Des Nachts prangte der Supermond am leicht bewölkten Himmel, nicht in voller Pracht zu bewundern, aber doch sichtbar. Im Brandenburger Landtag konstituierte sich das am 22. September neu gewählte Parlament. Nicht ohne fragwürdige Momente, aber doch frei von thüringischen Turbulenzen.
Die 88 Abgeordneten der Fraktionen von SPD (32 Sitze), AfD (30), BSW (14) und CDU (12) bestimmten erneut Ulrike Liedtke (SPD) zur Landtagspräsidentin. Sie bekam 70 Ja-Stimmen, darunter also auch einige der AfD. Dass mit Daniel Münschke einer der drei Vizepräsidenten von der AfD gestellt wird und dieser im zweiten Wahlgang auch gewählt wurde, ist nachvollziehbar. Das Signal, ihn im ersten Wahlgang durchfallen zu lassen, ist registriert worden.

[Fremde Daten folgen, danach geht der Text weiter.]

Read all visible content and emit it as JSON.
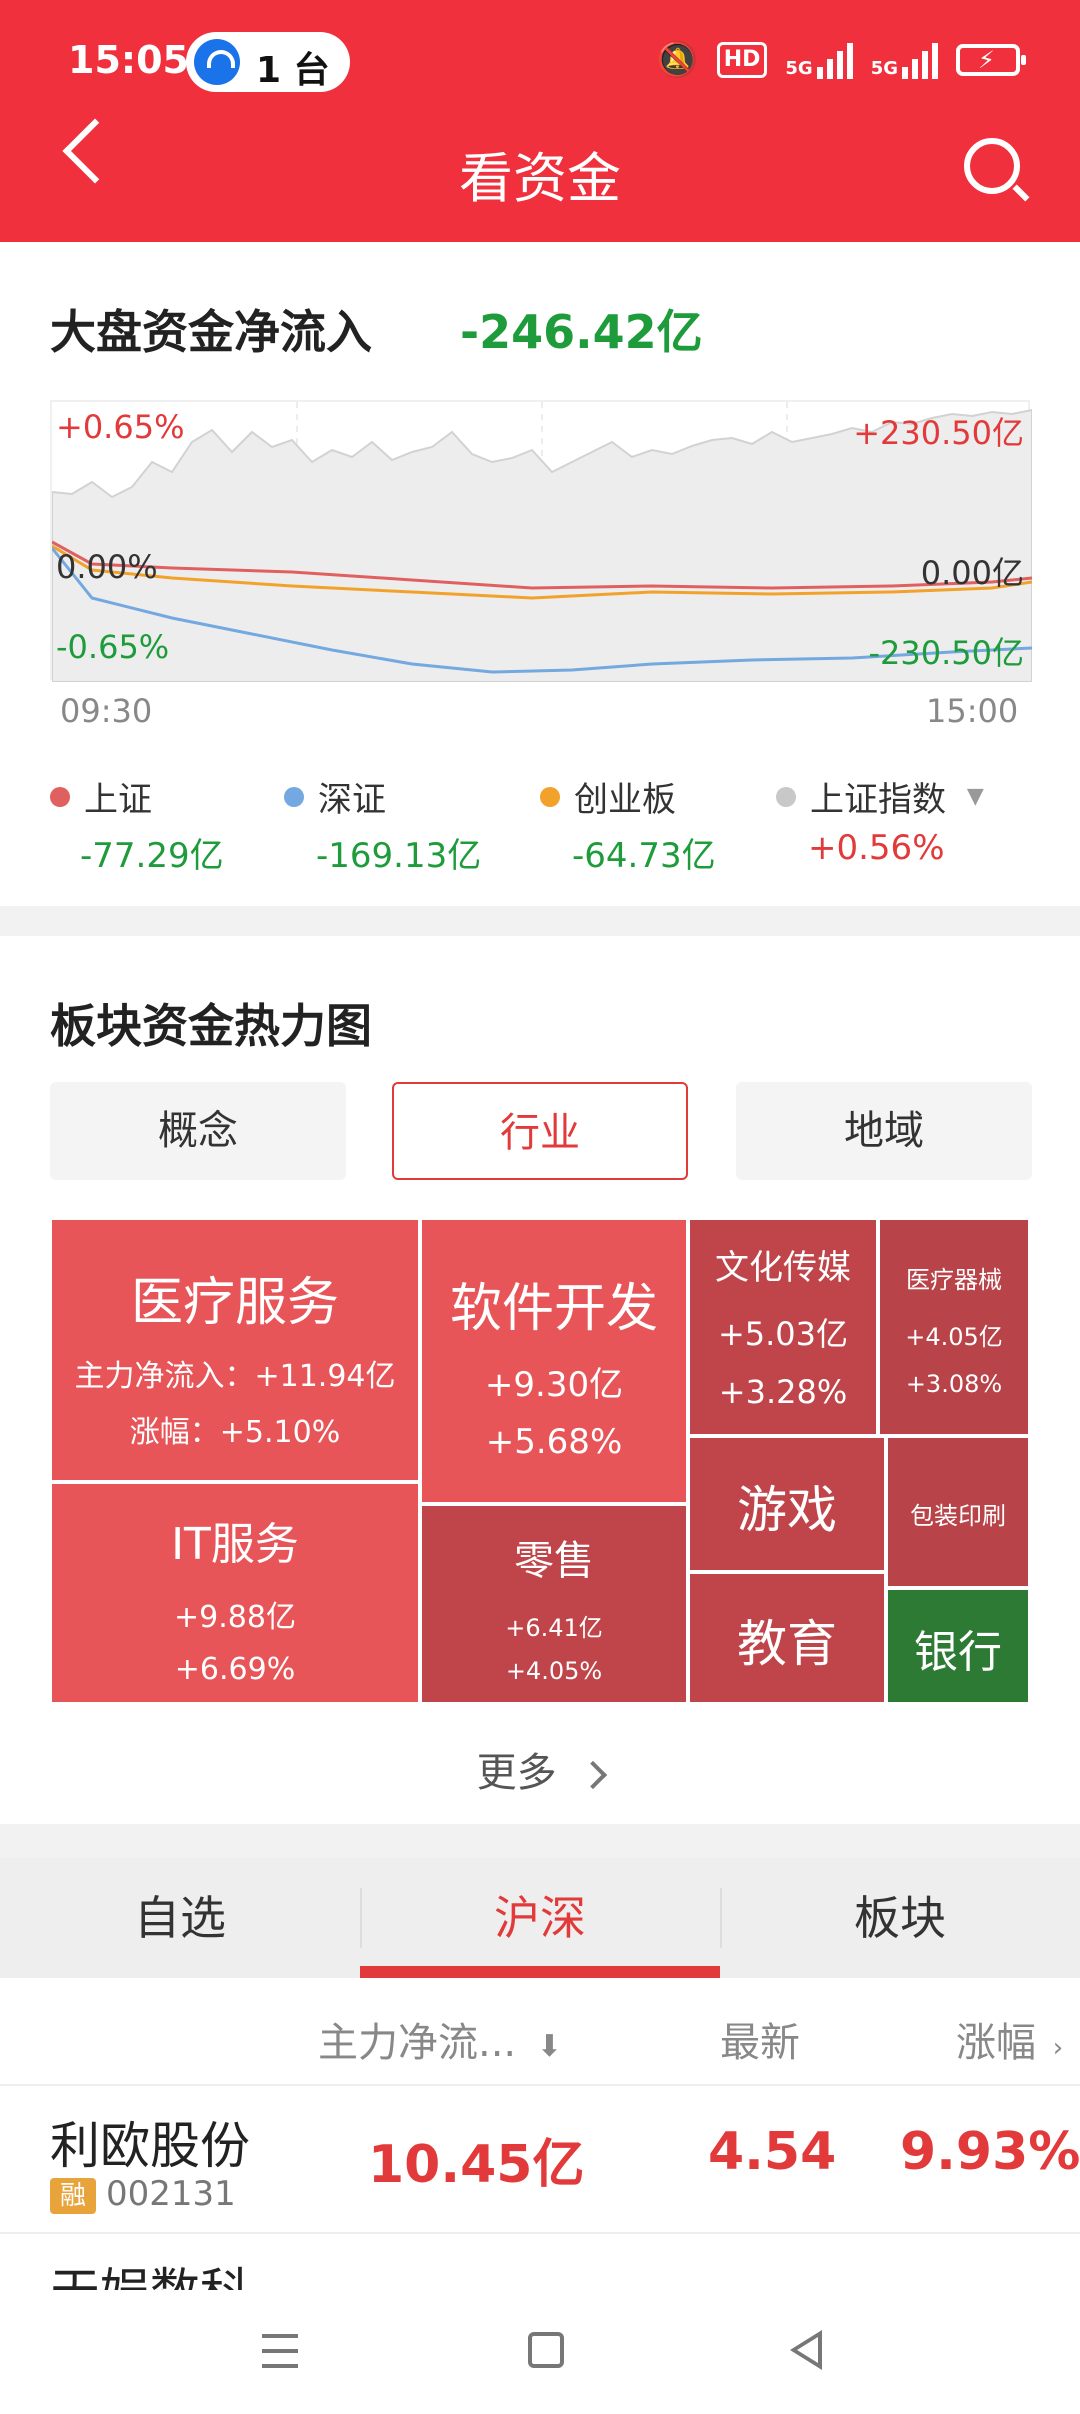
{
  "status": {
    "time": "15:05",
    "pill_text": "1 台",
    "hd": "HD",
    "net1": "5G",
    "net2": "5G"
  },
  "header": {
    "title": "看资金"
  },
  "market": {
    "title": "大盘资金净流入",
    "value": "-246.42亿",
    "chart": {
      "left_top": "+0.65%",
      "left_mid": "0.00%",
      "left_bot": "-0.65%",
      "right_top": "+230.50亿",
      "right_mid": "0.00亿",
      "right_bot": "-230.50亿",
      "t_start": "09:30",
      "t_end": "15:00"
    },
    "legend": [
      {
        "name": "上证",
        "value": "-77.29亿",
        "color": "#e06060"
      },
      {
        "name": "深证",
        "value": "-169.13亿",
        "color": "#74a8e0"
      },
      {
        "name": "创业板",
        "value": "-64.73亿",
        "color": "#f2a22a"
      },
      {
        "name": "上证指数",
        "value": "+0.56%",
        "color": "#c8c8c8"
      }
    ]
  },
  "heatmap": {
    "title": "板块资金热力图",
    "tabs": [
      "概念",
      "行业",
      "地域"
    ],
    "tiles": {
      "t1": {
        "name": "医疗服务",
        "line1": "主力净流入：+11.94亿",
        "line2": "涨幅：+5.10%"
      },
      "t2": {
        "name": "软件开发",
        "line1": "+9.30亿",
        "line2": "+5.68%"
      },
      "t3": {
        "name": "文化传媒",
        "line1": "+5.03亿",
        "line2": "+3.28%"
      },
      "t4": {
        "name": "医疗器械",
        "line1": "+4.05亿",
        "line2": "+3.08%"
      },
      "t5": {
        "name": "IT服务",
        "line1": "+9.88亿",
        "line2": "+6.69%"
      },
      "t6": {
        "name": "零售",
        "line1": "+6.41亿",
        "line2": "+4.05%"
      },
      "t7": {
        "name": "游戏"
      },
      "t8": {
        "name": "包装印刷"
      },
      "t9": {
        "name": "教育"
      },
      "t10": {
        "name": "银行"
      }
    },
    "more": "更多"
  },
  "list": {
    "tabs": [
      "自选",
      "沪深",
      "板块"
    ],
    "headers": {
      "flow": "主力净流...",
      "latest": "最新",
      "change": "涨幅"
    },
    "row": {
      "name": "利欧股份",
      "tag": "融",
      "code": "002131",
      "flow": "10.45亿",
      "latest": "4.54",
      "change": "9.93%"
    },
    "next_row_partial": "天娱数科"
  }
}
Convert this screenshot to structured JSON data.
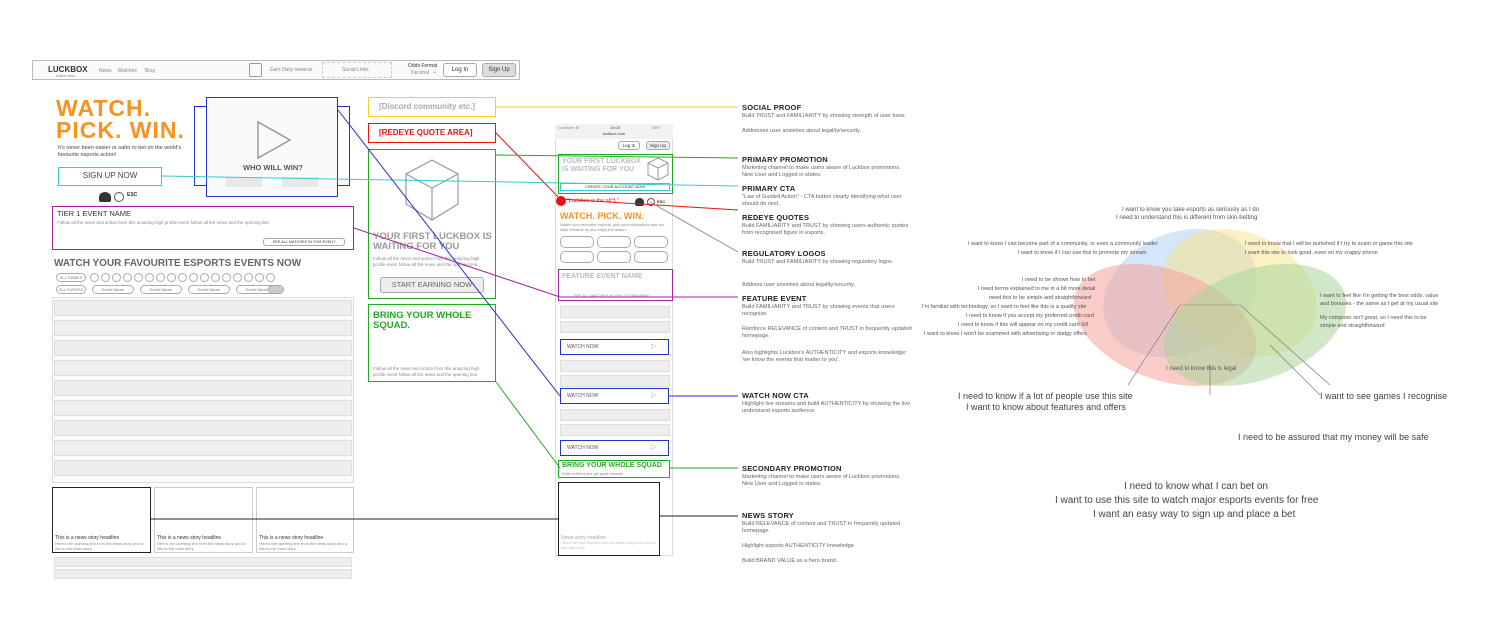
{
  "desktop": {
    "logo": "LUCKBOX",
    "logo_sub": "online bets",
    "nav": [
      "News",
      "Matches",
      "Blog"
    ],
    "earn": "Earn Daily rewards",
    "social_links": "Social Links",
    "odds_label": "Odds Format",
    "odds_value": "Decimal",
    "login": "Log In",
    "signup": "Sign Up",
    "hero_line1": "WATCH.",
    "hero_line2": "PICK. WIN.",
    "hero_sub": "It's never been easier or safer to bet on the world's favourite esports action!",
    "signup_now": "SIGN UP NOW",
    "who_will_win": "WHO WILL WIN?",
    "tier1_title": "TIER 1 EVENT NAME",
    "tier1_desc": "Follow all the news and action from this amazing high profile event follow all the news and the opening line",
    "see_all": "SEE ALL MATCHES IN THIS EVENT",
    "watch_fav": "WATCH YOUR FAVOURITE ESPORTS EVENTS NOW",
    "all_games": "ALL GAMES",
    "all_events": "ALL EVENTS",
    "event_item": "Event Name",
    "news_headline": "This is a news story headline",
    "news_desc": "Here's the opening line from the news story and a link to the main story"
  },
  "middle": {
    "discord": "[Discord community etc.]",
    "redeye": "[REDEYE QUOTE AREA]",
    "promo_title": "YOUR FIRST LUCKBOX IS WAITING FOR YOU",
    "promo_desc": "Follow all the news and action from this amazing high profile event follow all the news and the opening line",
    "start_earning": "START EARNING NOW",
    "squad_title": "BRING YOUR WHOLE SQUAD.",
    "squad_desc": "Follow all the news and action from this amazing high profile event follow all the news and the opening line"
  },
  "mobile": {
    "status": "vodafone IE",
    "time": "14:03",
    "battery": "98%",
    "url": "luckbox.com",
    "login": "Log In",
    "signup": "Sign Up",
    "promo": "YOUR FIRST LUCKBOX IS WAITING FOR YOU",
    "create_account": "CREATE YOUR ACCOUNT NOW",
    "quote": "\"Luckbox is the sh*t.\"",
    "hero": "WATCH. PICK. WIN.",
    "hero_sub": "Watch your favourite esports, pick your champions and win daily rewards as you enjoy the action.",
    "feature_event": "FEATURE EVENT NAME",
    "see_all": "SEE ALL MATCHES IN THIS TOURNAMENT",
    "watch_now": "WATCH NOW",
    "squad": "BRING YOUR WHOLE SQUAD",
    "squad_sub": "Refer a friend and get great rewards",
    "news_headline": "News story headline",
    "news_desc": "Here's the opening line from the news story and a link to the main story"
  },
  "annotations": [
    {
      "title": "SOCIAL PROOF",
      "desc": [
        "Build TRUST and FAMILIARITY by showing strength of user base.",
        "",
        "Addresses user anxieties about legality/security."
      ]
    },
    {
      "title": "PRIMARY PROMOTION",
      "desc": [
        "Marketing channel to make users aware of Luckbox promotions. New User and Logged in states."
      ]
    },
    {
      "title": "PRIMARY CTA",
      "desc": [
        "\"Law of Guided Action\" - CTA button clearly identifying what user should do next."
      ]
    },
    {
      "title": "REDEYE QUOTES",
      "desc": [
        "Build FAMILIARITY and TRUST by showing users authentic quotes from recognised figure in esports."
      ]
    },
    {
      "title": "REGULATORY LOGOS",
      "desc": [
        "Build TRUST and FAMILIARITY by showing regulatory logos.",
        "",
        "Address user anxieties about legality/security."
      ]
    },
    {
      "title": "FEATURE EVENT",
      "desc": [
        "Build FAMILIARITY and TRUST by showing events that users recognise.",
        "",
        "Reinforce RELEVANCE of content and TRUST in frequently updated homepage.",
        "",
        "Also highlights Luckbox's AUTHENTICITY and esports knowledge: 'we know the events that matter to you'."
      ]
    },
    {
      "title": "WATCH NOW CTA",
      "desc": [
        "Highlight live streams and build AUTHENTICITY by showing the live understand esports audience."
      ]
    },
    {
      "title": "SECONDARY PROMOTION",
      "desc": [
        "Marketing channel to make users aware of Luckbox promotions. New User and Logged in states."
      ]
    },
    {
      "title": "NEWS STORY",
      "desc": [
        "Build RELEVANCE of content and TRUST in frequently updated homepage.",
        "",
        "Highlight esports AUTHENTICITY knowledge.",
        "",
        "Build BRAND VALUE as a hero brand."
      ]
    }
  ],
  "venn": {
    "top": [
      "I want to know you take esports as seriously as I do",
      "I need to understand this is different from skin-betting"
    ],
    "left_group": [
      "I want to know I can become part of a community, or even a community leader",
      "I want to know if I can use this to promote my stream"
    ],
    "right_group": [
      "I need to know that I will be punished if I try to scam or game this site",
      "I want this site to look good, even on my crappy phone"
    ],
    "mid_left": [
      "I need to be shown how to bet",
      "I need terms explained to me in a bit more detail",
      "need this to be simple and straightforward",
      "I'm familiar with technology, so I want to feel like this is a quality site",
      "I need to know if you accept my preferred credit card",
      "I need to know if this will appear on my credit card bill",
      "I want to know I won't be scammed with advertising or dodgy offers"
    ],
    "mid_right": [
      "I want to feel like I'm getting the best odds, value and bonuses - the same as I get at my usual site",
      "My computer isn't great, so I need this to be simple and straightforward"
    ],
    "center": "I need to know this is legal",
    "label_left": [
      "I need to know if a lot of people use this site",
      "I want to know about features and offers"
    ],
    "label_right": "I want to see games I recognise",
    "label_bottom_right": "I need to be assured that my money will be safe",
    "bottom": [
      "I need to know what I can bet on",
      "I want to use this site to watch major esports events for free",
      "I want an easy way to sign up and place a bet"
    ]
  },
  "colors": {
    "orange": "#f7931e",
    "green": "#22aa22",
    "blue": "#2233cc",
    "red": "#ee1111",
    "cyan": "#33cccc",
    "yellow": "#f5d020",
    "purple": "#aa2299",
    "black": "#222222",
    "gray": "#888888"
  }
}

Deutlich beachtenswerter scheinen allerdings die Ergebnisse der beiden vom Verfassungsschutz als rechtsextrem eingestuften AfD-Politiker Dennis Hohloch und Hans-Christoph Berndt bei der geheimen Wahl zum Landtagspräsidium. Der Fraktionsvorsitzende Berndt bekam 44 Ja-Stimmen und der Parlamentarische Geschäftsführer Hohloch 42 Ja-Stimmen. Sind die Voten ein Signal dafür, wie vor allem das Bündnis Sahra Wagenknecht mit der teils rechtsextremistischen AfD-Fraktion verfahren wird?
Das bleibt vorerst eine Vermutung. Aus Kreisen der beiden Parteien wird jedoch kolportiert, bei den Sondierungsgesprächen über eine neue gemeinsame Regierung seien sich SPD und BSW auffällig einig – nur nicht bei der Frage zum Umgang mit der Opposition, im Klartext: mit der AfD.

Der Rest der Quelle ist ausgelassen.